Rose, kewra, chameli, bela, souci, jasmin, lavande... la litanie des merveilles florales a transformé une petite ville de l'État de l'Uttar Pradesh en capitale indienne du parfum. Elle n'est peut-être pas ce que Grasse est à la France, mais Kannauj est depuis des siècles le cœur de l'industrie de la parfumerie en Inde. Rois et roturiers ont rendu hommage aux créations des humbles artisans qui ont affiné des compétences générationnelles pour produire certains des parfums les plus séduisants, ou attars comme nous les connaissons. Saviez-vous que Kannauj est surtout connu pour son "mitti attar", un parfum glorieux qui a capturé l'odeur évocatrice de la pluie s'infiltrant dans la terre sèche ?

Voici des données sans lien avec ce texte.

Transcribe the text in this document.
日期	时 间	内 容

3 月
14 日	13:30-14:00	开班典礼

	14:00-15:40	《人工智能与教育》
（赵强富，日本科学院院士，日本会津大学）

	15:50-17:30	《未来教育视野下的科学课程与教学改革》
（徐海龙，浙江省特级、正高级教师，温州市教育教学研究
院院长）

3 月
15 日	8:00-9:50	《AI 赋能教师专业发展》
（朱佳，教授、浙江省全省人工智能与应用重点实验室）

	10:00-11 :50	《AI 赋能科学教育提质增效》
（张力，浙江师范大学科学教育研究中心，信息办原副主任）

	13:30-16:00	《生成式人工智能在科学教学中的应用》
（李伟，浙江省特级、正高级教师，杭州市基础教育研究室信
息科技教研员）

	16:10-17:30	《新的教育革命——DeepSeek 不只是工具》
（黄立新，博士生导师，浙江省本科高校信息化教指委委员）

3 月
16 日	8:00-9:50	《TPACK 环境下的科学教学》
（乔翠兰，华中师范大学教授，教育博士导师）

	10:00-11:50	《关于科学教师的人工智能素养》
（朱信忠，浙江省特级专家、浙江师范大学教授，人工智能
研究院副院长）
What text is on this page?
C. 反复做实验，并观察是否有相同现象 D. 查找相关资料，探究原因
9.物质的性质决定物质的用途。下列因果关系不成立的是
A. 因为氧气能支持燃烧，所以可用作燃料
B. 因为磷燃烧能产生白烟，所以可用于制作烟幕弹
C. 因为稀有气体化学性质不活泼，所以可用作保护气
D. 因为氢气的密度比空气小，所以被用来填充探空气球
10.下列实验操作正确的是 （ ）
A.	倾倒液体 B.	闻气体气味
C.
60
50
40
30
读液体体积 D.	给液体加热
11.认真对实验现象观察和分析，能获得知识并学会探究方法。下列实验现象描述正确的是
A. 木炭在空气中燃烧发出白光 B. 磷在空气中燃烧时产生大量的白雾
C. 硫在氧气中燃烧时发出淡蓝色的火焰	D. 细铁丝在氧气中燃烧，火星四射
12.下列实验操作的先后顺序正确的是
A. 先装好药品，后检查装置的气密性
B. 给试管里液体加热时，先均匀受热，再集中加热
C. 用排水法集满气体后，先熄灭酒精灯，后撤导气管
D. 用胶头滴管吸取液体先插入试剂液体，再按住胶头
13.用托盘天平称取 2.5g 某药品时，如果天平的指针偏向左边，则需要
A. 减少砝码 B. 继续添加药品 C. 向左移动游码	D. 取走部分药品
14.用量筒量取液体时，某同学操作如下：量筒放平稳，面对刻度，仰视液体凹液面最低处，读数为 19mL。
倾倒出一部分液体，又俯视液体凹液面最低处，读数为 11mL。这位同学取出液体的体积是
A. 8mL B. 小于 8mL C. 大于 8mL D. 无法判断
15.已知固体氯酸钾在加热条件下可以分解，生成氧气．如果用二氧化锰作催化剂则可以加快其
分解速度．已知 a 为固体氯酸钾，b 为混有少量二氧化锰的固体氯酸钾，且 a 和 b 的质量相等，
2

Aspect intrinsèque de la culture et du patrimoine indiens, les attars issus d'huiles et d'extraits parfumés naturels ont trouvé leur place dans toute une série de produits - des bâtonnets d'encens aux huiles capillaires, des produits de beauté aux arômes culinaires - en plus d'être utilisés pour nous faire sentir bon.
Aujourd'hui, la commune de Kannauj, plutôt anodine, s'impose comme un lieu très spécial dans l'effusion artisanale du pays. En effet, la fabrication d'un grand attar requiert de l'imagination et une certaine intuition, le respect des processus biologiques et la joie de travailler avec les richesses de la nature.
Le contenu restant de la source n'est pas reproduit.